Teoria estruturalista: busca de invariantes ou de elementos invariantes entre diferenças superficiais”.

Povos primitivos ou povos sem escrita (este é que é o factor discriminatório entre eles e nós)” – Lévi-Strauss. [Ou seja, em vez de utilizarmos a expressão povos primitivos, Lévi-Strauss defende que é mais acertado designar esses povos por povos sem escrita, uma vez que não considera correcto chamar povo primitivo a um povo que tinha conhecimentos suficientes para dominar o seu meio envolvente, ou seja, temos de aceitar que eram evoluídos no seu tempo e no lugar. Por isso, o único factor que os distingue é que de facto não tinham escrita].

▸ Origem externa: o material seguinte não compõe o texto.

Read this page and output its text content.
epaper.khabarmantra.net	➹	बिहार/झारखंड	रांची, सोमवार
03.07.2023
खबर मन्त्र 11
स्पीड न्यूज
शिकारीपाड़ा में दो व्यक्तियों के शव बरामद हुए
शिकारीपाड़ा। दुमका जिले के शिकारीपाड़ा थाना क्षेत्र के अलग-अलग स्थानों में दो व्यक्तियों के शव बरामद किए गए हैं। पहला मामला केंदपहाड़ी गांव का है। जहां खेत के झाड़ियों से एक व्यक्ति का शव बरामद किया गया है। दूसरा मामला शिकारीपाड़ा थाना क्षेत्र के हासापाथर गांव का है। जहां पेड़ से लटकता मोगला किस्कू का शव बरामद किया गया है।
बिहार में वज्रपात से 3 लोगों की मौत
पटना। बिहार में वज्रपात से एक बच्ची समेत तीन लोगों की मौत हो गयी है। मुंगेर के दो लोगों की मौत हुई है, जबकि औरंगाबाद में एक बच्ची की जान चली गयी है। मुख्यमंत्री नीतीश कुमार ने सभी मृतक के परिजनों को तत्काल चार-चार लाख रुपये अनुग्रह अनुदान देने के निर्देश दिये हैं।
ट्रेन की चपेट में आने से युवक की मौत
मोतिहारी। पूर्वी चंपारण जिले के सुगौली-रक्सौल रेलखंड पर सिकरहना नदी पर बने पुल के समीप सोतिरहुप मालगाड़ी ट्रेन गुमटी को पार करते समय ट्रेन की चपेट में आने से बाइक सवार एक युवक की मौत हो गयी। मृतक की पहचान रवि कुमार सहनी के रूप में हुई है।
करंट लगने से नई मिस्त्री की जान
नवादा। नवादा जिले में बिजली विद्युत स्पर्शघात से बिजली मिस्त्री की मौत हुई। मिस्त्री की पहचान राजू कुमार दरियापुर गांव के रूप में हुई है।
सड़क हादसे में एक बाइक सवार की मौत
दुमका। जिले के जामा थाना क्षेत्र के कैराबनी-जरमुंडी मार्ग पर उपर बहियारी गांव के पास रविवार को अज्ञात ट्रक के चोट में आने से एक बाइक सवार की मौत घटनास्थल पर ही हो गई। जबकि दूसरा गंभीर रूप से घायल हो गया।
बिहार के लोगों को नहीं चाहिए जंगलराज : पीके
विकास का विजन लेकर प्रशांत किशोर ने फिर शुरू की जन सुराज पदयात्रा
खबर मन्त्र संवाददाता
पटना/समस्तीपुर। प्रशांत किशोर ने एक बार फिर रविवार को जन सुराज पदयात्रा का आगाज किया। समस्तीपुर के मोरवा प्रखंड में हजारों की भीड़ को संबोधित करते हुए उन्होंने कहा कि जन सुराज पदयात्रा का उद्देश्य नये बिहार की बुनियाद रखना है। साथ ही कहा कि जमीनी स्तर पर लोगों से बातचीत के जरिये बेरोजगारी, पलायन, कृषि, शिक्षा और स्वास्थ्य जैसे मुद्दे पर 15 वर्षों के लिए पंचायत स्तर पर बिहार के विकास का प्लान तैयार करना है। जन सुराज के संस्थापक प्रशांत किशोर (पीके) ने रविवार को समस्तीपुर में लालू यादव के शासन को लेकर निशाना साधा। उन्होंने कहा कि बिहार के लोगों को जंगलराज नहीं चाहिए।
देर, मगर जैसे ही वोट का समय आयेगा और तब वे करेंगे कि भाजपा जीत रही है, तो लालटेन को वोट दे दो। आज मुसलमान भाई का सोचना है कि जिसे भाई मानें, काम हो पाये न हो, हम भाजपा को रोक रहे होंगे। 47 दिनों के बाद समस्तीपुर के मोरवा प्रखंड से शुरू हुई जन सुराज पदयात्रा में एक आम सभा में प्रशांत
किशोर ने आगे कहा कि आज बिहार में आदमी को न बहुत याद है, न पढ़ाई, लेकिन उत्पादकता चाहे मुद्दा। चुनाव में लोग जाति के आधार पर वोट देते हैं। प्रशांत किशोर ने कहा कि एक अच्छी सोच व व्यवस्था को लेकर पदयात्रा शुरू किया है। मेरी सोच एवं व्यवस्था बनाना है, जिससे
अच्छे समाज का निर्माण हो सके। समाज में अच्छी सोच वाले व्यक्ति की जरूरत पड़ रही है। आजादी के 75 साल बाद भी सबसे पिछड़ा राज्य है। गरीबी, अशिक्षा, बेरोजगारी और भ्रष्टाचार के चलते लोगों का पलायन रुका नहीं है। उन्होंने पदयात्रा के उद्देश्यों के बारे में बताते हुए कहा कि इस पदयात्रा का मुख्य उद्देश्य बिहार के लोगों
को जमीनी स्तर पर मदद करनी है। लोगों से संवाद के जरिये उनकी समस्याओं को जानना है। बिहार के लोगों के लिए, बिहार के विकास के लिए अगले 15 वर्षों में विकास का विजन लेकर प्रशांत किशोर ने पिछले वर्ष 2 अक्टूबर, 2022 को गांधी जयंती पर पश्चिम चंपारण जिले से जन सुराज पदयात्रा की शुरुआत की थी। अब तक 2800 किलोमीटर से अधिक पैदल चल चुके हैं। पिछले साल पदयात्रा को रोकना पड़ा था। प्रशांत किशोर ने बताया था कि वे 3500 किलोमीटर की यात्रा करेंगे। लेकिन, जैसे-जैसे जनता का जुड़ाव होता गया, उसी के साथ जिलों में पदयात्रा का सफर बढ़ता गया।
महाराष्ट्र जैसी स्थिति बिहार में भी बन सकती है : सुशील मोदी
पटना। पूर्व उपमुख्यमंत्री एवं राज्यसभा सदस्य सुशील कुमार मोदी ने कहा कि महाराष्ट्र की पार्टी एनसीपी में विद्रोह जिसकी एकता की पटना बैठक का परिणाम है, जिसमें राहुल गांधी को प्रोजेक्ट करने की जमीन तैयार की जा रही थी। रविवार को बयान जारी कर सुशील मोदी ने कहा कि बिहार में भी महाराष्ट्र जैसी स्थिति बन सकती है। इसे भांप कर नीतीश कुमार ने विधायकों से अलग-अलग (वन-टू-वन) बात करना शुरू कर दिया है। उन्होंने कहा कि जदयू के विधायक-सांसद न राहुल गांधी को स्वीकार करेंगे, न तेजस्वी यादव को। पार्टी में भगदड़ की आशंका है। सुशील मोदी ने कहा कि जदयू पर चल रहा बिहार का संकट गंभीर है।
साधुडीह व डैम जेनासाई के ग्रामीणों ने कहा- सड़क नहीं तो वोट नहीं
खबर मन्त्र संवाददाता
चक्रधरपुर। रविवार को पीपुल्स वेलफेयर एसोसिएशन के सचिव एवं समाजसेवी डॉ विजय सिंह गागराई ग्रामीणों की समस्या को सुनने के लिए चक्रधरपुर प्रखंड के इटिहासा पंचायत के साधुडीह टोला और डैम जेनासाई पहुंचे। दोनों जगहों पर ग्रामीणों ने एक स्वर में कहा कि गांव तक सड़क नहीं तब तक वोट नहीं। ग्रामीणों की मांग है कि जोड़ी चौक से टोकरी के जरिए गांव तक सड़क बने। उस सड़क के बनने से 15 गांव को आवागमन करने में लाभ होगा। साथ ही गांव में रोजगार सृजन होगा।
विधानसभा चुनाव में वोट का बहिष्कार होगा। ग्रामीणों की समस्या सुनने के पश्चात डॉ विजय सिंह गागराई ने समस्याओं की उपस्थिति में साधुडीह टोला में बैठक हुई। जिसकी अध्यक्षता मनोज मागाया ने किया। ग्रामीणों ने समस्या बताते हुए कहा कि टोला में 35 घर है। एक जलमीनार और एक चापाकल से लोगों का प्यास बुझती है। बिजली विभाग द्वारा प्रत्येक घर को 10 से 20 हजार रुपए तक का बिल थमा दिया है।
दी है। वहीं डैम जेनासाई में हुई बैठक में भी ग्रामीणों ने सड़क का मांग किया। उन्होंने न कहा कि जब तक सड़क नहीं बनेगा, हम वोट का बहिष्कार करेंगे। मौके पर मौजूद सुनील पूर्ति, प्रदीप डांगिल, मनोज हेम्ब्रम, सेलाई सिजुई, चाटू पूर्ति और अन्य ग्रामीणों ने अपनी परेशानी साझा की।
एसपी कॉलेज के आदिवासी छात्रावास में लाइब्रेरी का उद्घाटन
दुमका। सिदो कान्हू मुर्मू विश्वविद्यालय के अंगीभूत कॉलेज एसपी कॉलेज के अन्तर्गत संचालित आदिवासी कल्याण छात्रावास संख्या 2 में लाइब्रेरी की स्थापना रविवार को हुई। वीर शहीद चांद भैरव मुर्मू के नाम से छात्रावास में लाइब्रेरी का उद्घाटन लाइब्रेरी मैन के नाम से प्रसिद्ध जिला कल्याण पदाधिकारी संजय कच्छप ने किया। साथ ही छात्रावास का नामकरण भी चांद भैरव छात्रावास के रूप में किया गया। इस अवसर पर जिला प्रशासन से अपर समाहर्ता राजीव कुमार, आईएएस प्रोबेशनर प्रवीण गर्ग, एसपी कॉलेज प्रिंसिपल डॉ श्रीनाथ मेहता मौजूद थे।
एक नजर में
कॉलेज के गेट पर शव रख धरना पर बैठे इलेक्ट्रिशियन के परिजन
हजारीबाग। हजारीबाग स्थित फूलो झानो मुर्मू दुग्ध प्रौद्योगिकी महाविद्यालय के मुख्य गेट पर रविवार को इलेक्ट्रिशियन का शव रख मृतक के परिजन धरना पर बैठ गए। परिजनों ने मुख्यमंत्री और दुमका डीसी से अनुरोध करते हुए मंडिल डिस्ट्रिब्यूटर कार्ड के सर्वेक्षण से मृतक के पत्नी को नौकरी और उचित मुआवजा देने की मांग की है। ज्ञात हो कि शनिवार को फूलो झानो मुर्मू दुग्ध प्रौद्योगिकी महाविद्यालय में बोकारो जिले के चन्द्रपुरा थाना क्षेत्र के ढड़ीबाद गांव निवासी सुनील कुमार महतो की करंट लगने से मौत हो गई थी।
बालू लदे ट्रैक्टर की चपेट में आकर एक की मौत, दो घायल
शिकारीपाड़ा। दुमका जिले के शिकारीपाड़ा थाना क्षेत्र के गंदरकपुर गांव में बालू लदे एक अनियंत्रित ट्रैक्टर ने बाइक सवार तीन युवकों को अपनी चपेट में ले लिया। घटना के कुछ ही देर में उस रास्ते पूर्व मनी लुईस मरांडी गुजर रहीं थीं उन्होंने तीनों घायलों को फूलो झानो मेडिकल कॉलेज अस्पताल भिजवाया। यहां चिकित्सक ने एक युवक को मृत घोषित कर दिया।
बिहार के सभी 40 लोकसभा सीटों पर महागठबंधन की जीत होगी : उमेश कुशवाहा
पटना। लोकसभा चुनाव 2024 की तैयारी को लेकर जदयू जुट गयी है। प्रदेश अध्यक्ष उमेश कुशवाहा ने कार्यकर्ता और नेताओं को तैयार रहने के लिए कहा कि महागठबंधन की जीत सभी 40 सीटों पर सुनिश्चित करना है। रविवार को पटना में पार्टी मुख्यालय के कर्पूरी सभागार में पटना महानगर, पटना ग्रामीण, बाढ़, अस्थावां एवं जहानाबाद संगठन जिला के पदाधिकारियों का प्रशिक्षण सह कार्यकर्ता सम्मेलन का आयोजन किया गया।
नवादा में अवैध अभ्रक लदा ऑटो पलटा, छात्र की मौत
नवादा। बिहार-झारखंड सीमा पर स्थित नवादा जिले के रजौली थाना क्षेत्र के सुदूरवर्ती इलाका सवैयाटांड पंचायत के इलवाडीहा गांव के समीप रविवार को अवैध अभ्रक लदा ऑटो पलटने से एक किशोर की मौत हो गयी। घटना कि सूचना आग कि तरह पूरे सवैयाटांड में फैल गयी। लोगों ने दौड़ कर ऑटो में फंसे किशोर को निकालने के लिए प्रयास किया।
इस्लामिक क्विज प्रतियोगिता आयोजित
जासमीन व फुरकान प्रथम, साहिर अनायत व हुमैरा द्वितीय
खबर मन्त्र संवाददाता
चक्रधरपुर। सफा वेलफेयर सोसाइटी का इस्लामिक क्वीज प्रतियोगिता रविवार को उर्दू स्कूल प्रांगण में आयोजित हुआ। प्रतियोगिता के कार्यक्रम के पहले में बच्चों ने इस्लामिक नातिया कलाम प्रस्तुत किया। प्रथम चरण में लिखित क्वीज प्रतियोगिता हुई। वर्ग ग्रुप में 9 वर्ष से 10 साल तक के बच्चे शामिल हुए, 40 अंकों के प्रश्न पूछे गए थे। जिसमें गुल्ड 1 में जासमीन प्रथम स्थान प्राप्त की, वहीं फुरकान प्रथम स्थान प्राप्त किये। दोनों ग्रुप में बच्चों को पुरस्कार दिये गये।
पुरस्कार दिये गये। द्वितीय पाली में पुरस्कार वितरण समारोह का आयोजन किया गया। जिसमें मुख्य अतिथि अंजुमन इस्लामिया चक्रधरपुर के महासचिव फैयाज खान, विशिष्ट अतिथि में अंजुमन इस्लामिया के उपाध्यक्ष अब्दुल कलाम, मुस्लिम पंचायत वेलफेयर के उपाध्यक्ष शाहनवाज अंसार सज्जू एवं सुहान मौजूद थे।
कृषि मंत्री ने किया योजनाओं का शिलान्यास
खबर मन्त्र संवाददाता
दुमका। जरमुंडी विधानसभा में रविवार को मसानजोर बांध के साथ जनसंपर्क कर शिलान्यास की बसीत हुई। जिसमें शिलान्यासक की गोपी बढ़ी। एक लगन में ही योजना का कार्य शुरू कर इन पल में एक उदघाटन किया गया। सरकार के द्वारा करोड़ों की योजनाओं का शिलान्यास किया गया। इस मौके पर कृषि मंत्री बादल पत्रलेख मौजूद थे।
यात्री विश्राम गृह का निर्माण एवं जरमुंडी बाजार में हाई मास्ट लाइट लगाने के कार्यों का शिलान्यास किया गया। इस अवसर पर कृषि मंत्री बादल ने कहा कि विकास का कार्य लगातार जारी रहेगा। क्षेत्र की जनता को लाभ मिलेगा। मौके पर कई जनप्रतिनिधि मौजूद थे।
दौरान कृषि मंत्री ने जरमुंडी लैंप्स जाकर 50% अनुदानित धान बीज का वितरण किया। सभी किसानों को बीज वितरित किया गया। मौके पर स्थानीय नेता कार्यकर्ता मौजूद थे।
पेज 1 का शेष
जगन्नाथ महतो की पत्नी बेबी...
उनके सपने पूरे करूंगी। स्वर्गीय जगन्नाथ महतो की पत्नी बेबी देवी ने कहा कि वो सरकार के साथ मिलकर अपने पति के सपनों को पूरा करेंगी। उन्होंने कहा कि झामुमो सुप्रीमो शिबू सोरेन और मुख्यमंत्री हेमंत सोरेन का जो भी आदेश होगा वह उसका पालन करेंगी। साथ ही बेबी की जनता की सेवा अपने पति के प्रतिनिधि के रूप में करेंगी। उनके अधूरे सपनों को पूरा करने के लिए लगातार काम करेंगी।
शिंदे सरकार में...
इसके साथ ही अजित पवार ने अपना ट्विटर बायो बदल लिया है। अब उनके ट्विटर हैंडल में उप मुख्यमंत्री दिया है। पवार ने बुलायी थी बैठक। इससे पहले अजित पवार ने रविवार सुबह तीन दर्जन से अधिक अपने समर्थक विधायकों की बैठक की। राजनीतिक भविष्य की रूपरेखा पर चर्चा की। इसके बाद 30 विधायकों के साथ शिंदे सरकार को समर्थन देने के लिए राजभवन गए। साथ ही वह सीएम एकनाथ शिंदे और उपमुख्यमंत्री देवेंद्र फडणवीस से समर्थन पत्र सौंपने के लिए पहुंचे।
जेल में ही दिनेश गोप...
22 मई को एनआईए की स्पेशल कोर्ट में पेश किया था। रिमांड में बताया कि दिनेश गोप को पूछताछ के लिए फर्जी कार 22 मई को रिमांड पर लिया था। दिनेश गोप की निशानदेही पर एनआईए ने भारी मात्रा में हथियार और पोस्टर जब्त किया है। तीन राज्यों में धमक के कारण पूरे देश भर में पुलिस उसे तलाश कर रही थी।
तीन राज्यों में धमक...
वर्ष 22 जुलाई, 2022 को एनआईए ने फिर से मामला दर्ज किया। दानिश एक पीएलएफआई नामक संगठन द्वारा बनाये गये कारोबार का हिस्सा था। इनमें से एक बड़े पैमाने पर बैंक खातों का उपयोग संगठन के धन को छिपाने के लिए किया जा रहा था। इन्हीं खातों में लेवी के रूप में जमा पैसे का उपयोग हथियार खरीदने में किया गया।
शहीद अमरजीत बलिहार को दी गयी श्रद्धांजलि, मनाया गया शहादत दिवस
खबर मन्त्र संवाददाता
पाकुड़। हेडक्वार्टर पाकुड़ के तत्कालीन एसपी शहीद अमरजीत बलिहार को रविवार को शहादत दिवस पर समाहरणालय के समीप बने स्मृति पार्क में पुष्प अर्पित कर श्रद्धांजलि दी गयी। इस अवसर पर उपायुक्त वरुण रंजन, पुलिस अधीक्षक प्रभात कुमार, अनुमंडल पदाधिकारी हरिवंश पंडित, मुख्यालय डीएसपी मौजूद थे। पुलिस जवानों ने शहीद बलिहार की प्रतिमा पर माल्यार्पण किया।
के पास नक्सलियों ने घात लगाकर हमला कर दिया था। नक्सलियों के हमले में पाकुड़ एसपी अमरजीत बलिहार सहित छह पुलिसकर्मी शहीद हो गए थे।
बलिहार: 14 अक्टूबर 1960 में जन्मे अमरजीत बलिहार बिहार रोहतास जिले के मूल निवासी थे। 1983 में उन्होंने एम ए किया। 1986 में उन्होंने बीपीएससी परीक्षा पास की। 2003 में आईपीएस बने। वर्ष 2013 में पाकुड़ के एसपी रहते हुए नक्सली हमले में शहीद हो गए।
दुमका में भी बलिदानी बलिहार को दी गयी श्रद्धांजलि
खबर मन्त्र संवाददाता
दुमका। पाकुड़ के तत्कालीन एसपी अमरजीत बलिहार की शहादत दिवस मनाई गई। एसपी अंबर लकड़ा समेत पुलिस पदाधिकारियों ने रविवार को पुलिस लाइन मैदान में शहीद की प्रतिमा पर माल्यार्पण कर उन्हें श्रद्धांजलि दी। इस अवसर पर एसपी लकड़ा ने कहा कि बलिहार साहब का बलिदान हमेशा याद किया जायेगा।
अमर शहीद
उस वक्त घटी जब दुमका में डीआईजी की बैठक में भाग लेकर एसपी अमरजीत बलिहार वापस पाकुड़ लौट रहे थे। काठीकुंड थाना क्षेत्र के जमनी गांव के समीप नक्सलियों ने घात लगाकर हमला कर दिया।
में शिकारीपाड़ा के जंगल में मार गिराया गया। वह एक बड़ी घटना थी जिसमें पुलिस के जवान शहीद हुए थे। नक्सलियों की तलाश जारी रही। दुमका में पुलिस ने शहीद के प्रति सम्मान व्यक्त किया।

“A Ciência apenas tem dois modos de proceder: ou é reducionista ou é estruturalista. É reducionista quando descobre que é possível reduzir fenómenos muito complexos, num determinado nível, a fenómenos mais simples, noutros níveis.”

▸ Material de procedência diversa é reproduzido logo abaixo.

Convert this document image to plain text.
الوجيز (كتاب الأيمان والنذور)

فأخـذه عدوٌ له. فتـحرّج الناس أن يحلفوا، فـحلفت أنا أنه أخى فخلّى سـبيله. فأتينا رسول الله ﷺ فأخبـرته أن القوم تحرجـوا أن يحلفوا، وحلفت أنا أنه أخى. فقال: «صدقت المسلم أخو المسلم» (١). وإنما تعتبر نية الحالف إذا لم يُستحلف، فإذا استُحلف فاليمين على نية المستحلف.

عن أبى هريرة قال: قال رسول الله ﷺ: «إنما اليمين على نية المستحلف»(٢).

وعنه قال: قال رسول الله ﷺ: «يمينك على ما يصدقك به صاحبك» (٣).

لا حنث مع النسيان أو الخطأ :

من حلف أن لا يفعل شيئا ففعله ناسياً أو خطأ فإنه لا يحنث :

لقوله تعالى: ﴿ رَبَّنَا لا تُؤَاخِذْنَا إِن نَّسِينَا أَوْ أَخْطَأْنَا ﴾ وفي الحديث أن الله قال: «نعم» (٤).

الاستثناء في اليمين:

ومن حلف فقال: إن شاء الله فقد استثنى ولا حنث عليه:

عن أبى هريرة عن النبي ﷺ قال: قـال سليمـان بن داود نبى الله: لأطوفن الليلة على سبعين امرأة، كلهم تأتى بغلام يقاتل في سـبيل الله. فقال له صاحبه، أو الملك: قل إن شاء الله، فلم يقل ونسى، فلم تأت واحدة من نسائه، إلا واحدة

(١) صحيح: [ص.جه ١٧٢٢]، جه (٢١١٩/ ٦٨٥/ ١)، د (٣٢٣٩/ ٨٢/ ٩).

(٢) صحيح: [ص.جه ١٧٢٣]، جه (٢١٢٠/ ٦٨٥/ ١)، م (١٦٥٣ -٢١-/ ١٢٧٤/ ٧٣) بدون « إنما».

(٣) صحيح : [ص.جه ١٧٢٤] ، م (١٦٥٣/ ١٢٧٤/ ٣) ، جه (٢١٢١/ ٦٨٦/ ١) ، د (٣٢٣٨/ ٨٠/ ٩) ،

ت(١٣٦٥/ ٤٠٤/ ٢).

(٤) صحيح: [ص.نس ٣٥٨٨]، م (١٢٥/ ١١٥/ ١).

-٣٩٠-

 “Malinowski defendia que o povo que estava a estudar (sem escrita) era ou é determinado inteiramente pelas necessidades básicas da vida. Se se souber que um povo, seja ele qual for, é determinado pelas necessidades mais simples da vida – encontrar subsistências, satisfazer as pulsões sexuais e assim por diante – então está-se apto a explicar as suas instituições sociais, as suas crenças, a sua mitologia e todo o resto. Esta concepção, que se encontra muito difundida, tem geralmente, na Antropologia, a designação de funcionalismo”  (concepção utilitária)( p.29-30).

“Assim, se o mesmo absurdo se viesse a repetir uma e outra vez, e outro tipo de absurdo também noutro local, então isso seria uma coisa que nada teria de absurdo; se fosse absurdo não voltaria a aparecer” (p. 23).

“O pensamento dos povos sem escrita é um pensamento desinteressado e, por outro lado, um pensamento intelectual” (p.30).

“Esses povos que consideramos estarem totalmente dominados pela necessidade de não morrerem de fome, de se manterem num nível mínimo de subsistência, em condições materiais muito duras, são perfeitamente capazes de pensamento desinteressado; ou seja, são movidos por uma necessidade ou um desejo de compreender o mundo que os envolve, a sua natureza e a sociedade em que vivem. Por outro lado, para atingirem esse objectivo, agem por meios intelectuais, exactamente como faz um filósofo ou até, em certa medida, como pode fazer e fará um cientista” (p. 31).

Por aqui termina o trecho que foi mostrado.